Mariano’s keeps expanding in Chicago market
BY SANDRA GUY firstname.lastname@example.org October 26, 2012 6:50PM
Bob Mariano, CEO of the Mariano's grocery chain, tours the store's 40 S. Halsted Street in Greektown in October 2012. I John H. White~Sun-Times
Updated: December 26, 2012 1:25AM
Mariano’s, the grocery chain targeting “foodies” with organic produce, meat cutters, attentive clerks and full-fledged delis and bakeries, continues to expand in the Chicago market.
“We continue to refine the concept because customers talk to us about what they want,” said Bob Mariano, 62, chairman and CEO of parent company Roundy’s Supermarkets, based in Milwaukee.
Mariano, a Chicago native who spent 27 years working his way to the top job at Dominick’s, said in February 2008 that he wanted to build as many as 25 full-service grocery stores in the Chicago area within the next several years.

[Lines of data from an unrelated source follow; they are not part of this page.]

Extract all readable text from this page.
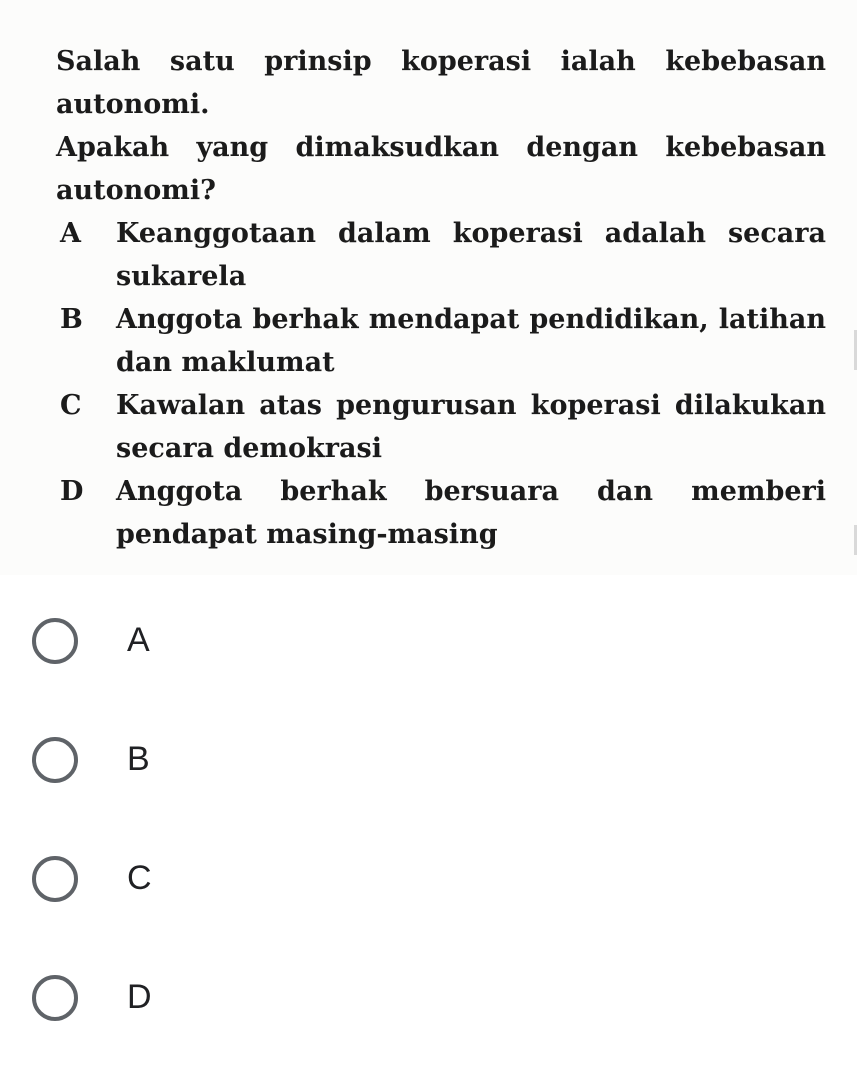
Salah satu prinsip koperasi ialah kebebasan autonomi.

Apakah yang dimaksudkan dengan kebebasan autonomi?

A Keanggotaan dalam koperasi adalah secara sukarela

B Anggota berhak mendapat pendidikan, latihan dan maklumat

C Kawalan atas pengurusan koperasi dilakukan secara demokrasi

D Anggota berhak bersuara dan memberi pendapat masing-masing

A
B
C
D
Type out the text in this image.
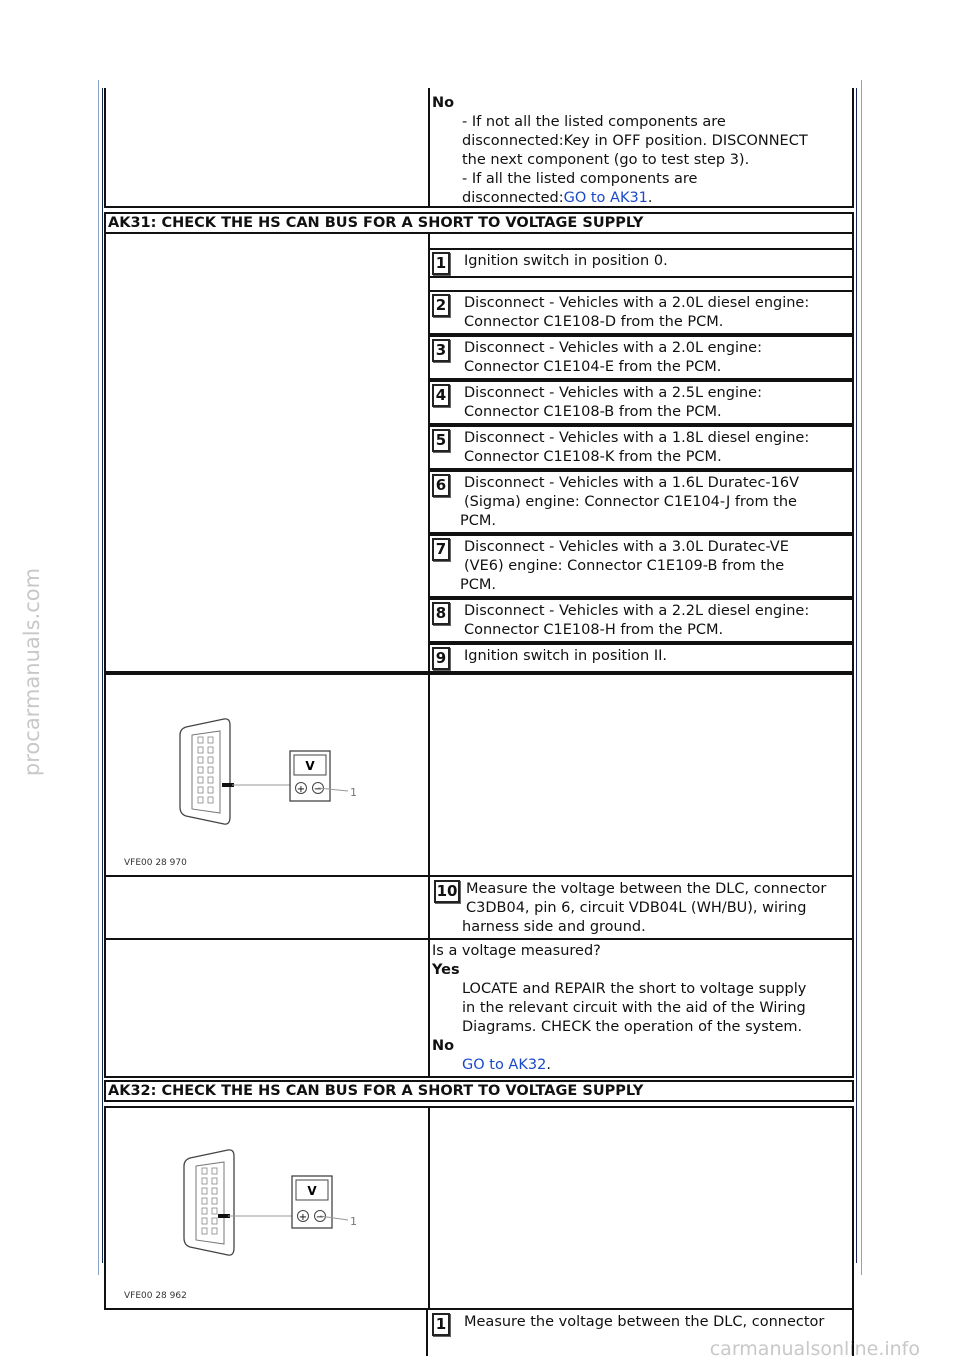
procarmanuals.com
carmanualsonline.info
No
- If not all the listed components are
disconnected:Key in OFF position. DISCONNECT
the next component (go to test step 3).
- If all the listed components are
disconnected:GO to AK31.
AK31: CHECK THE HS CAN BUS FOR A SHORT TO VOLTAGE SUPPLY
1 Ignition switch in position 0.
2 Disconnect - Vehicles with a 2.0L diesel engine:
Connector C1E108-D from the PCM.
3 Disconnect - Vehicles with a 2.0L engine:
Connector C1E104-E from the PCM.
4 Disconnect - Vehicles with a 2.5L engine:
Connector C1E108-B from the PCM.
5 Disconnect - Vehicles with a 1.8L diesel engine:
Connector C1E108-K from the PCM.
6 Disconnect - Vehicles with a 1.6L Duratec-16V
(Sigma) engine: Connector C1E104-J from the
PCM.
7 Disconnect - Vehicles with a 3.0L Duratec-VE
(VE6) engine: Connector C1E109-B from the
PCM.
8 Disconnect - Vehicles with a 2.2L diesel engine:
Connector C1E108-H from the PCM.
9 Ignition switch in position II.
V
+ −	1
VFE00 28 970
10 Measure the voltage between the DLC, connector
C3DB04, pin 6, circuit VDB04L (WH/BU), wiring
harness side and ground.
Is a voltage measured?
Yes
LOCATE and REPAIR the short to voltage supply
in the relevant circuit with the aid of the Wiring
Diagrams. CHECK the operation of the system.
No
GO to AK32.
AK32: CHECK THE HS CAN BUS FOR A SHORT TO VOLTAGE SUPPLY
V
+ − 1
VFE00 28 962
1 Measure the voltage between the DLC, connector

The firm opened its eighth Chicago area store this week in Chicago’s Greektown. It opened a Vernon Hills location on Milwaukee Avenue, at the village’s border with Libertyville, a year ago. Five more sites are in the works in the Chicago market.

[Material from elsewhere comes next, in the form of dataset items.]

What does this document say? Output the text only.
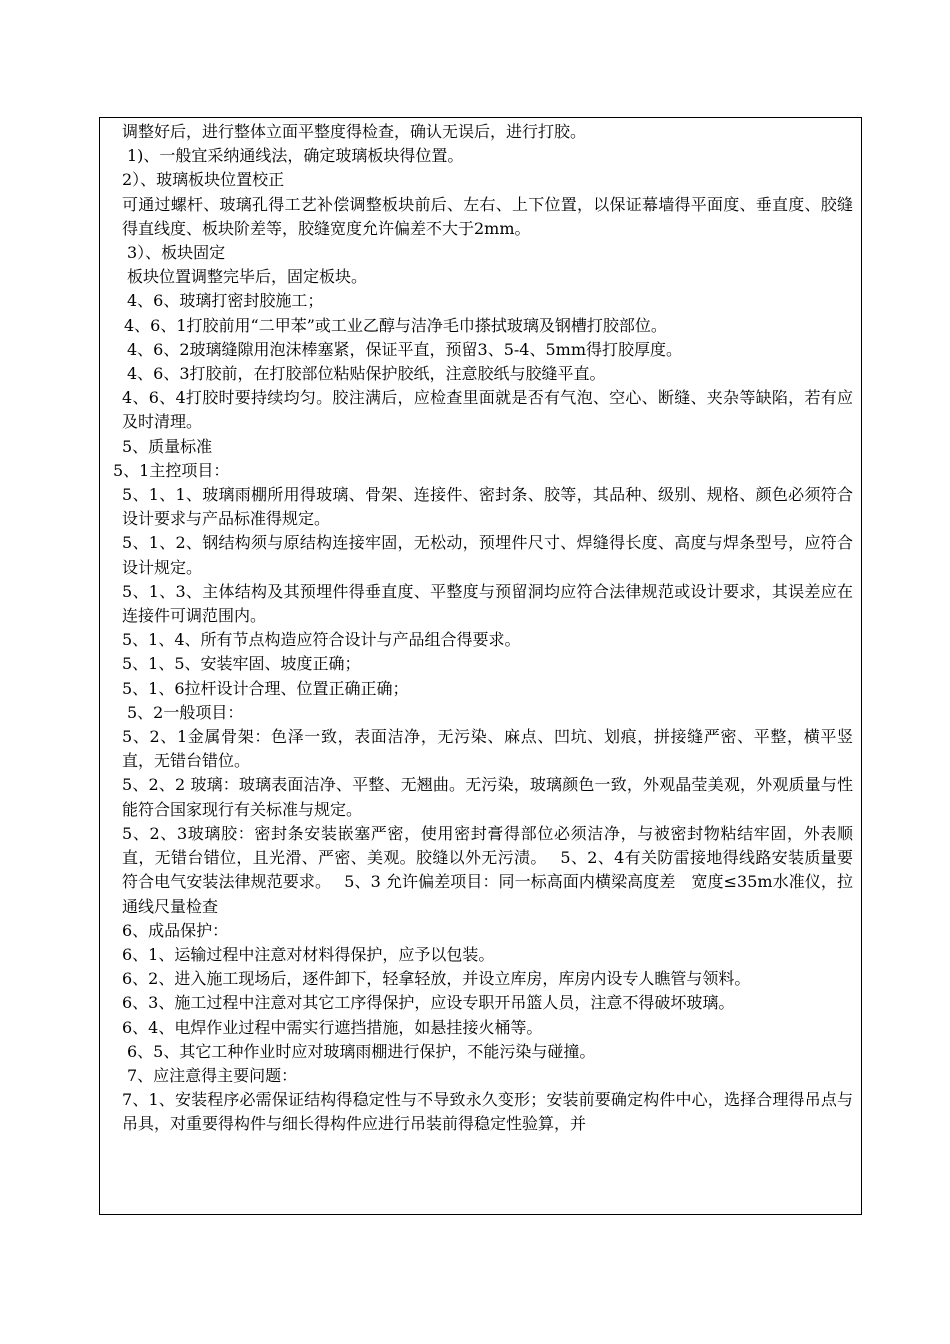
调整好后，进行整体立面平整度得检查，确认无误后，进行打胶。

1)、一般宜采纳通线法，确定玻璃板块得位置。

2）、玻璃板块位置校正

可通过螺杆、玻璃孔得工艺补偿调整板块前后、左右、上下位置，以保证幕墙得平面度、垂直度、胶缝得直线度、板块阶差等，胶缝宽度允许偏差不大于2mm。

3）、板块固定

板块位置调整完毕后，固定板块。

4、6、玻璃打密封胶施工；

4、6、1打胶前用“二甲苯”或工业乙醇与洁净毛巾搽拭玻璃及钢槽打胶部位。

4、6、2玻璃缝隙用泡沫棒塞紧，保证平直，预留3、5-4、5mm得打胶厚度。

4、6、3打胶前，在打胶部位粘贴保护胶纸，注意胶纸与胶缝平直。

4、6、4打胶时要持续均匀。胶注满后，应检查里面就是否有气泡、空心、断缝、夹杂等缺陷，若有应及时清理。

5、质量标准

5、1主控项目：

5、1、1、玻璃雨棚所用得玻璃、骨架、连接件、密封条、胶等，其品种、级别、规格、颜色必须符合设计要求与产品标准得规定。

5、1、2、钢结构须与原结构连接牢固，无松动，预埋件尺寸、焊缝得长度、高度与焊条型号，应符合设计规定。

5、1、3、主体结构及其预埋件得垂直度、平整度与预留洞均应符合法律规范或设计要求，其误差应在连接件可调范围内。

5、1、4、所有节点构造应符合设计与产品组合得要求。

5、1、5、安装牢固、坡度正确；

5、1、6拉杆设计合理、位置正确正确；

5、2一般项目：

5、2、1金属骨架：色泽一致，表面洁净，无污染、麻点、凹坑、划痕，拼接缝严密、平整，横平竖直，无错台错位。

5、2、2 玻璃：玻璃表面洁净、平整、无翘曲。无污染，玻璃颜色一致，外观晶莹美观，外观质量与性能符合国家现行有关标准与规定。

5、2、3玻璃胶：密封条安装嵌塞严密，使用密封膏得部位必须洁净，与被密封物粘结牢固，外表顺直，无错台错位，且光滑、严密、美观。胶缝以外无污渍。　 5、2、4有关防雷接地得线路安装质量要符合电气安装法律规范要求。　 5、3 允许偏差项目：同一标高面内横梁高度差　宽度≤35m水准仪，拉通线尺量检查

6、成品保护：

6、1、运输过程中注意对材料得保护，应予以包装。

6、2、进入施工现场后，逐件卸下，轻拿轻放，并设立库房，库房内设专人瞧管与领料。

6、3、施工过程中注意对其它工序得保护，应设专职开吊篮人员，注意不得破坏玻璃。

6、4、电焊作业过程中需实行遮挡措施，如悬挂接火桶等。

6、5、其它工种作业时应对玻璃雨棚进行保护，不能污染与碰撞。

7、应注意得主要问题：

7、1、安装程序必需保证结构得稳定性与不导致永久变形；安装前要确定构件中心，选择合理得吊点与吊具，对重要得构件与细长得构件应进行吊装前得稳定性验算，并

He said Mariano’s could have 30 stores here in the next five years, including a potential site on Chicago’s South Side.
“Chicago customers are very sharp, and they want value, choices and high-quality food,” Mariano said. “Time is critical to them, so they want an all-in-one shopping experience.”

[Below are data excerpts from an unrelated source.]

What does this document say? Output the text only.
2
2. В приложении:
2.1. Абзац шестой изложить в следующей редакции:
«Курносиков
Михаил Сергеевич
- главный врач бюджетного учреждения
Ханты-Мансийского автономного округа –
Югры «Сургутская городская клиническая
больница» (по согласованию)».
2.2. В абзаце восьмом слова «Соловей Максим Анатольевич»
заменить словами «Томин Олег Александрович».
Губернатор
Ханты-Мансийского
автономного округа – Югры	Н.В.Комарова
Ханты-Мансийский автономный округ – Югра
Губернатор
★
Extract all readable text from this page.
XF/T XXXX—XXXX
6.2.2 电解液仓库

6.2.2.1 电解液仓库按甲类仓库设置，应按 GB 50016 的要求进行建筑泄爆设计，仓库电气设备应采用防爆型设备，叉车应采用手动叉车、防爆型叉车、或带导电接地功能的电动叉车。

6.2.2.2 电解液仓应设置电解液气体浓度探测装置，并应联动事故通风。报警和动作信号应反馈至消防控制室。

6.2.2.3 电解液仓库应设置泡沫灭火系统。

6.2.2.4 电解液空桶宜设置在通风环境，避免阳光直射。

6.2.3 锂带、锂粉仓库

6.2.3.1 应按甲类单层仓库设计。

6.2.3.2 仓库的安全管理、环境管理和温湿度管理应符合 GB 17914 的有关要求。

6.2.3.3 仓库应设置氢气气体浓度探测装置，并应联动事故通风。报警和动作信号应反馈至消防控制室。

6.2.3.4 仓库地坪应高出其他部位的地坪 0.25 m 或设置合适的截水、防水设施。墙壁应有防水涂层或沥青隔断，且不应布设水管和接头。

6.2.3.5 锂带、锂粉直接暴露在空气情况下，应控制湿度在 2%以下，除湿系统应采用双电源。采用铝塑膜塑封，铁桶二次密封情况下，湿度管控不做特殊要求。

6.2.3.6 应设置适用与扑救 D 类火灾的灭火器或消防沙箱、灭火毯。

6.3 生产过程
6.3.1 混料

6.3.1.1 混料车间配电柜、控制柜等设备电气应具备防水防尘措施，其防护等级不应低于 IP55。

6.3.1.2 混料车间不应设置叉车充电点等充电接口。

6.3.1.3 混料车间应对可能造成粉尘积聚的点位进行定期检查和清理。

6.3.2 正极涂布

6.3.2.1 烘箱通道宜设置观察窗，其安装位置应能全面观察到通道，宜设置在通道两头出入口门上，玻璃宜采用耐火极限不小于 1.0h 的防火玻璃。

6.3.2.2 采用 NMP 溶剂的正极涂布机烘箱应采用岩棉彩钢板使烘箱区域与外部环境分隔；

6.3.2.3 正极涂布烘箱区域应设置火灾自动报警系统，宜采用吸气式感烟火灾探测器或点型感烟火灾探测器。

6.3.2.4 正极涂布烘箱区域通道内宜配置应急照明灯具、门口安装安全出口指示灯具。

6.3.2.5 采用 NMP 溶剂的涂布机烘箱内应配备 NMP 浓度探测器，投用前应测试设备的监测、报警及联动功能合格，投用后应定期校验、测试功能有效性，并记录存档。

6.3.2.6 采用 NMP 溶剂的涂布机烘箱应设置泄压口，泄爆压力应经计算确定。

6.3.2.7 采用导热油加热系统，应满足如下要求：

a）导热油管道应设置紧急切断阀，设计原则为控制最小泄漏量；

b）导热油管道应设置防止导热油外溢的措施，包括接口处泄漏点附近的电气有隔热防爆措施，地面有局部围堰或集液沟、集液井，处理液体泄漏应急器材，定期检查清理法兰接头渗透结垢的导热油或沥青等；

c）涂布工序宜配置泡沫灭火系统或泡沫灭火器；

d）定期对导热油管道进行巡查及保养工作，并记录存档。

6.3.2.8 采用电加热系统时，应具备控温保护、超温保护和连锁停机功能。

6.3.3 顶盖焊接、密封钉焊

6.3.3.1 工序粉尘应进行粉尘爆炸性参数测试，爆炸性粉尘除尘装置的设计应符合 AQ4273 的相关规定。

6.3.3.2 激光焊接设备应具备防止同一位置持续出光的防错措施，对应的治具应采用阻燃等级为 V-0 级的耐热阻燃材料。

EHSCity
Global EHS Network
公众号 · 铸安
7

The Greektown store at 40 S. Halsted St., across the street from a Dominick’s, will employ 450 and attract a diverse array of shoppers in age and demographics, making it a perfect place to try new ideas, he said.
For instance, the store offers a walk-in beer cooler stocked primarily with craft beers, where shoppers can pick their own six-pack variety; a cafe at the main entrance with gelato, coffee and wine bar, lounge seating and a fireplace; classroom kitchen that will offer special events and cooking classes by chefs; a wine nook where people can enjoy a glass of wine; a large floral department and European-style produce displays.
Jon Hauptman, partner with Willard Bishop retail-food consultancy in Barrington, said Mariano’s is filling an unmet need for a neighborhood store with a high-quality deli and bakery; a greater variety of unique items, including ethnic foods; a customized business in making birthday and special-occasion cakes, and an expansive offering of salads and prepared foods.
“They provide an appealing shopping experience for perishables, and their prices in their store brands are lower than many in the Chicago market,” Hauptman said.
That gives shoppers the choice of picking low-price staples alongside higher-end offerings, he said.
The extra store touches show how competitive the Chicago supermarket arena has become now that Walmart, Costco, Target, Trader Joe’s, Whole Foods, Save-A-Lot and others are operating here, Hauptman said.
“The competition has raised the bar. Grocery stores now have to figure out where they stand apart,” he said.
Mariano grew up on Chicago’s Northwest Side and started his grocery career in June 1968 as a part-time deli clerk at a Dominick’s store in Des Plaines. His father worked as the deli buyer for Dominick’s for 20 years.
A graduate of Loyola Academy and the University of Illinois-Chicago, Mariano earned his MBA at the University of Chicago. He worked his way up to president and CEO of Dominick’s grocery stores — a leadership position he held from 1995 to 1998 — and played a key role in taking Dominick’s public in 1996. He left Dominick’s in November 1998 after Safeway bought the chain.
Roundy’s generates roughly $4 billion in annual sales and employs 18,000. Founded in Milwaukee in 1872, it operates 160 retail grocery stores and 98 pharmacies under the Pick ‘n Save, Copps, Rainbow, Metro Market and Mariano’s Fresh Market banners in Illinois, Wisconsin and Minnesota.